DAve/Aquatic Technologies
 
Thanks Muggle,
I have little space to place the equipment so I'm not sure a flocculator, a dosage pump with chemical storage and preperation tank(s) and probably a large sand filter will be suitable.
EPA documentation may help. I will search for it.

Thanks again for your answer...
 
In Malaysia, a mixed bed column of ion exchange resins is normally used. Once exhausted, the column is collected and regenerated by a small water treatment company for a fee ( approx 70 USD , costly ?? ) . In such case, a standby column is necessary.

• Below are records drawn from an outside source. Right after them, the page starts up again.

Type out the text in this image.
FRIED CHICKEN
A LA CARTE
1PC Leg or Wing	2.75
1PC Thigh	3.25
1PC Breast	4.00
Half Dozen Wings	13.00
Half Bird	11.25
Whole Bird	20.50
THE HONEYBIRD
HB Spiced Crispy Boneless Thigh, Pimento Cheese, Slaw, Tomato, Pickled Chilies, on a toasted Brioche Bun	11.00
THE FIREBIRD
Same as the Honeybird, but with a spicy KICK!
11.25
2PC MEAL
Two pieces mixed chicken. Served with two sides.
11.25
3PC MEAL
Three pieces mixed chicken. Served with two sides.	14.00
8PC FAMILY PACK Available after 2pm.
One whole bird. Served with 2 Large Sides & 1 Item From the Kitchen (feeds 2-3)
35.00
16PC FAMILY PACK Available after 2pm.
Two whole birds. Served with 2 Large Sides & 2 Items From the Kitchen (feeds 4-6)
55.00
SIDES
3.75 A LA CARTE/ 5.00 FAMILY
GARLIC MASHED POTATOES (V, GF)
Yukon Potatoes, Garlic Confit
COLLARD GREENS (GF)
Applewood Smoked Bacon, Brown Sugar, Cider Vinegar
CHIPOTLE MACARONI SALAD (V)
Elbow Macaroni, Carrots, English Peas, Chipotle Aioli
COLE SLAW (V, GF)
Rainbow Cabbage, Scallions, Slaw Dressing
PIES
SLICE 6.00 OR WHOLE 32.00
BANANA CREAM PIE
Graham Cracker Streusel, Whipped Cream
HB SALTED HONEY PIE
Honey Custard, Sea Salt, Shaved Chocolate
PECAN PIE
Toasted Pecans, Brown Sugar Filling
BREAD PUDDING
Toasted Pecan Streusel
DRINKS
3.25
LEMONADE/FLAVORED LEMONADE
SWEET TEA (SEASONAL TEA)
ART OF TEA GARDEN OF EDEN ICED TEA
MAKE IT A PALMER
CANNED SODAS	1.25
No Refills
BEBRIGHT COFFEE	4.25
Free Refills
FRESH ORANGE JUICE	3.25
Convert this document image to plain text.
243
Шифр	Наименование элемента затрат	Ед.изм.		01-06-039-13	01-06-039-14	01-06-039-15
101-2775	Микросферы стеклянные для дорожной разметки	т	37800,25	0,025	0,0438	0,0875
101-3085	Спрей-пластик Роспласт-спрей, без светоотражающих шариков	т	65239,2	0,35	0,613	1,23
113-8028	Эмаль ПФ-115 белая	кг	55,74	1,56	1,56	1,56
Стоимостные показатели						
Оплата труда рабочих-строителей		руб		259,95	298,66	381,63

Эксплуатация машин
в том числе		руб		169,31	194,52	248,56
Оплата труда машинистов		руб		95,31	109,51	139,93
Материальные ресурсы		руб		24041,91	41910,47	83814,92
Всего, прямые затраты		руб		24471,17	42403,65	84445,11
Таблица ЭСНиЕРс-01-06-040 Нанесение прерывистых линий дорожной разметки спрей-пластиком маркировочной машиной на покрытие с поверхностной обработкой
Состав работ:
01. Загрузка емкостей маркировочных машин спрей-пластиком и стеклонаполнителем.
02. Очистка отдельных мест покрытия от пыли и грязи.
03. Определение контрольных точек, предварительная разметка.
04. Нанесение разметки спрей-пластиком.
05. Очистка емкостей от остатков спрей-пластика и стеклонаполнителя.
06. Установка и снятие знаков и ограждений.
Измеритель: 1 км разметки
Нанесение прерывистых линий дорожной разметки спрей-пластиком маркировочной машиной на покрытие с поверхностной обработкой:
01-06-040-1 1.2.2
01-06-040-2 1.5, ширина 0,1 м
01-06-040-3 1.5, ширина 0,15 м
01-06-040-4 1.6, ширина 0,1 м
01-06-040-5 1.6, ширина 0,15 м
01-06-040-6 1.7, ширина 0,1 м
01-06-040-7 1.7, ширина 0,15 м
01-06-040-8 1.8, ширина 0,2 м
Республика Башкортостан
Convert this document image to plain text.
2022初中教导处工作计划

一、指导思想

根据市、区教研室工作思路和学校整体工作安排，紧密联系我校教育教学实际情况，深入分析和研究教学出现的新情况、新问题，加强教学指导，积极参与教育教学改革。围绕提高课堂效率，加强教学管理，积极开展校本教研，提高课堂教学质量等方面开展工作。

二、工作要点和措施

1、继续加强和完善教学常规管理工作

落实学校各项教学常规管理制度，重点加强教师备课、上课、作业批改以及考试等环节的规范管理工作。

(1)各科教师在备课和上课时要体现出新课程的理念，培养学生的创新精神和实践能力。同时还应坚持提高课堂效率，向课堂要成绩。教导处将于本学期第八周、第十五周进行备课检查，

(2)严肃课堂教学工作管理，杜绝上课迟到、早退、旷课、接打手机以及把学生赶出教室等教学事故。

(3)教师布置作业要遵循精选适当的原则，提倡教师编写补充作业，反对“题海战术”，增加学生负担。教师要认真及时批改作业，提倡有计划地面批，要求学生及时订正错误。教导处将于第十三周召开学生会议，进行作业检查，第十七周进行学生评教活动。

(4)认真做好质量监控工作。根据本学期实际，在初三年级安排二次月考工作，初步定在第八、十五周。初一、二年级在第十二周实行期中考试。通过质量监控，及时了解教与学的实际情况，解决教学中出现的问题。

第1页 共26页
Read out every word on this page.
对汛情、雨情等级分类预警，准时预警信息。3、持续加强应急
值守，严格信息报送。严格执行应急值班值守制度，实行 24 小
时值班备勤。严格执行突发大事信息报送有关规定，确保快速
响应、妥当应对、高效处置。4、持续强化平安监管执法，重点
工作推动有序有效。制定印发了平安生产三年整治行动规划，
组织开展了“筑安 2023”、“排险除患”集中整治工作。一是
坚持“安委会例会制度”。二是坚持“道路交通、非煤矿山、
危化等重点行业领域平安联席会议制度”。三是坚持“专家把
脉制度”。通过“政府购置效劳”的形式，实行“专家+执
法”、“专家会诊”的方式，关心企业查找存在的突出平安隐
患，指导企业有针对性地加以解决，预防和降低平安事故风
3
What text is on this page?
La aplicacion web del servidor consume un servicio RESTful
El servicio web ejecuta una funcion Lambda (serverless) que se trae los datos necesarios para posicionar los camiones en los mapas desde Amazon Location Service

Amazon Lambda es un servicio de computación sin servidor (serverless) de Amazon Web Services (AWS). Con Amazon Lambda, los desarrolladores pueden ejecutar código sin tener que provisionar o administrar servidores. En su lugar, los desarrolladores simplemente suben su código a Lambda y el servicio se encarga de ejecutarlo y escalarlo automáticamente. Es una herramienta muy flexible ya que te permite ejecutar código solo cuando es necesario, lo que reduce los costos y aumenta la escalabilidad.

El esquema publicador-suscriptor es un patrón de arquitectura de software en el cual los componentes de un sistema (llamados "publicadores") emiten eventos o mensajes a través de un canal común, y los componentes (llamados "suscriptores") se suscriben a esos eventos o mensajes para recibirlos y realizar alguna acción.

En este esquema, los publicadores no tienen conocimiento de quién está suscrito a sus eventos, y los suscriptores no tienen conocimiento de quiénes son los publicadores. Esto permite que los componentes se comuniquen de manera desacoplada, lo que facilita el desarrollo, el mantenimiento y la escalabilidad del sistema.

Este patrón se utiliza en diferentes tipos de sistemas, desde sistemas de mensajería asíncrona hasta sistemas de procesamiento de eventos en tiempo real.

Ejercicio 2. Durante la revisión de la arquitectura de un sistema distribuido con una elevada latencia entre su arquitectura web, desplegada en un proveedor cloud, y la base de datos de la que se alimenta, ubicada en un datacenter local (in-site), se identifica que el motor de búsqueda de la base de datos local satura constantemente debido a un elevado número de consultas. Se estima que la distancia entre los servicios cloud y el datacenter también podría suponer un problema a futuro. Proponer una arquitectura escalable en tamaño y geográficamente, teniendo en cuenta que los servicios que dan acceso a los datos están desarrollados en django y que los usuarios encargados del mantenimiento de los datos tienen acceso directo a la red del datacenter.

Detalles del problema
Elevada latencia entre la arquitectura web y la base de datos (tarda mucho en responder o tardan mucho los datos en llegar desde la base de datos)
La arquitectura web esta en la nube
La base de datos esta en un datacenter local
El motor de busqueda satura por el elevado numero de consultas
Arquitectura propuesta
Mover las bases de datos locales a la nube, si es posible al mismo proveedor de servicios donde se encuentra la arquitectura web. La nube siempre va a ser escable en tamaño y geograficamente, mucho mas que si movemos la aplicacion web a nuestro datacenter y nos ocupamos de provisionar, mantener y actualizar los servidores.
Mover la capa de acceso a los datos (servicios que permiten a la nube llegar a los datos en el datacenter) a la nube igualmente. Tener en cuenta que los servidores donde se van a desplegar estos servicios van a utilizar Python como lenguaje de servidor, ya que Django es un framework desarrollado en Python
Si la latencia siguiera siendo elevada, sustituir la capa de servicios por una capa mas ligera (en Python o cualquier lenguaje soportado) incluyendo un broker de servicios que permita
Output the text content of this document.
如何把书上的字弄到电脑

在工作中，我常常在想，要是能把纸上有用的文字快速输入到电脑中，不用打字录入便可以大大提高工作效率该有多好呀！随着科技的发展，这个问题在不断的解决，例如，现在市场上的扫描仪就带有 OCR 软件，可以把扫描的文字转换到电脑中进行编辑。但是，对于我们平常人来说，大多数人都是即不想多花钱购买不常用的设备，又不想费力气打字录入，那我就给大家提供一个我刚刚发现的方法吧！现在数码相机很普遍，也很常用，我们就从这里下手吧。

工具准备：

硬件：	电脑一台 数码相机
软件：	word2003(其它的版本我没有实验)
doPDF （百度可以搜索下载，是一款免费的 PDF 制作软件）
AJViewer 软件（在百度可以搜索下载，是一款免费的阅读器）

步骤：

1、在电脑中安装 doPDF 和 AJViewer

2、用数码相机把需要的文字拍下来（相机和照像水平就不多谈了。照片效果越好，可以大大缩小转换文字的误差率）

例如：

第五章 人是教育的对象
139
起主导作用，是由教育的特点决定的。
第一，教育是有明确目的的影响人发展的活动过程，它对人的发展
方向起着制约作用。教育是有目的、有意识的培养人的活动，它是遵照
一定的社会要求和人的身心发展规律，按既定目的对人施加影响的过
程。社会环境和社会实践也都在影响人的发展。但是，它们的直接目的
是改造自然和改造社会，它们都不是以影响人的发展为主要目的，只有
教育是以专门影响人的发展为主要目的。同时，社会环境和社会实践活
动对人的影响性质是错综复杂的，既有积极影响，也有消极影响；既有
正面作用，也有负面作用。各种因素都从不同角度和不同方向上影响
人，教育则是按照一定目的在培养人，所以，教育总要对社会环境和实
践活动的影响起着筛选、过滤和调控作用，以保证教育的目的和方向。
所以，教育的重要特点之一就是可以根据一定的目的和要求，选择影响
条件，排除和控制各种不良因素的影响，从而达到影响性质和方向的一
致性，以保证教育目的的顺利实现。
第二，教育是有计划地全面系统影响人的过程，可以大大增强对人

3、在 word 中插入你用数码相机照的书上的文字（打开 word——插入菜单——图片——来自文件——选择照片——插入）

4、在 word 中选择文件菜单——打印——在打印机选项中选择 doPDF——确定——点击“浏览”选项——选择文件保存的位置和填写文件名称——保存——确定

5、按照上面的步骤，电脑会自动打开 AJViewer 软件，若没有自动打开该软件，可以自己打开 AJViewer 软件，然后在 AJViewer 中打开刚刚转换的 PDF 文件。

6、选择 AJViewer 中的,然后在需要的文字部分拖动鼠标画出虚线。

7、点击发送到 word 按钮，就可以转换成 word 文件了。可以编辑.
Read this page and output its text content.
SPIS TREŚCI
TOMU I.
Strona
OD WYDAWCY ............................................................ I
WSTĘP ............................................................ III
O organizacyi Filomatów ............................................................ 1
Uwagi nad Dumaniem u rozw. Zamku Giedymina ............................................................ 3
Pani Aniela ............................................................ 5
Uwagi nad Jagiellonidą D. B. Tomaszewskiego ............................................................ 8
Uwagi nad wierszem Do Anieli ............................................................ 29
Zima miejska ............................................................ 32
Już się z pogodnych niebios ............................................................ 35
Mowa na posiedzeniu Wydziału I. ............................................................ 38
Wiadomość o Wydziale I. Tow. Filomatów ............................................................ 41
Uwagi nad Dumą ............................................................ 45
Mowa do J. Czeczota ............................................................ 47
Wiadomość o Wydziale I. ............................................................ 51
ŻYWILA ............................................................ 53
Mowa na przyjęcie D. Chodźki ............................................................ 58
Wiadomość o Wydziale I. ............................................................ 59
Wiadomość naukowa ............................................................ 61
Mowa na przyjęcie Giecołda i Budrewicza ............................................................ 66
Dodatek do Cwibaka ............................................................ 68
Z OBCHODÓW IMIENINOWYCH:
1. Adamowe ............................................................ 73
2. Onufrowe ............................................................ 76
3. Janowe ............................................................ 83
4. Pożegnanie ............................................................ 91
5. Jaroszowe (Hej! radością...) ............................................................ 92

Is such an arrangement viable to you and available in your country ?
 
We can regenerate it in our workshop but required capacity is 3 tons/hr. It should be a large column which requires lots of regenerant chemicals. I don't think that will be cost-effective.
I'm still on search for documentation about boron but couldn't find anything except some toxicity and bioaccumulation studies.

Thanks sklone...
 
You Have two options:
1.Use boron specific ion exchangers. Dow and Rohm & Hass have these products. They will reduce B to less than 0.1 mg/l.
2.If desalting is required any how you can use RO. Boron rejection is indeed poor at low pH. Solution for large scale sea water RO plants based on alkaline partial second RO Pass are being implemented now. New Projection software of DOW filmtec, Hydranautics and Tory relate to Boron rejection.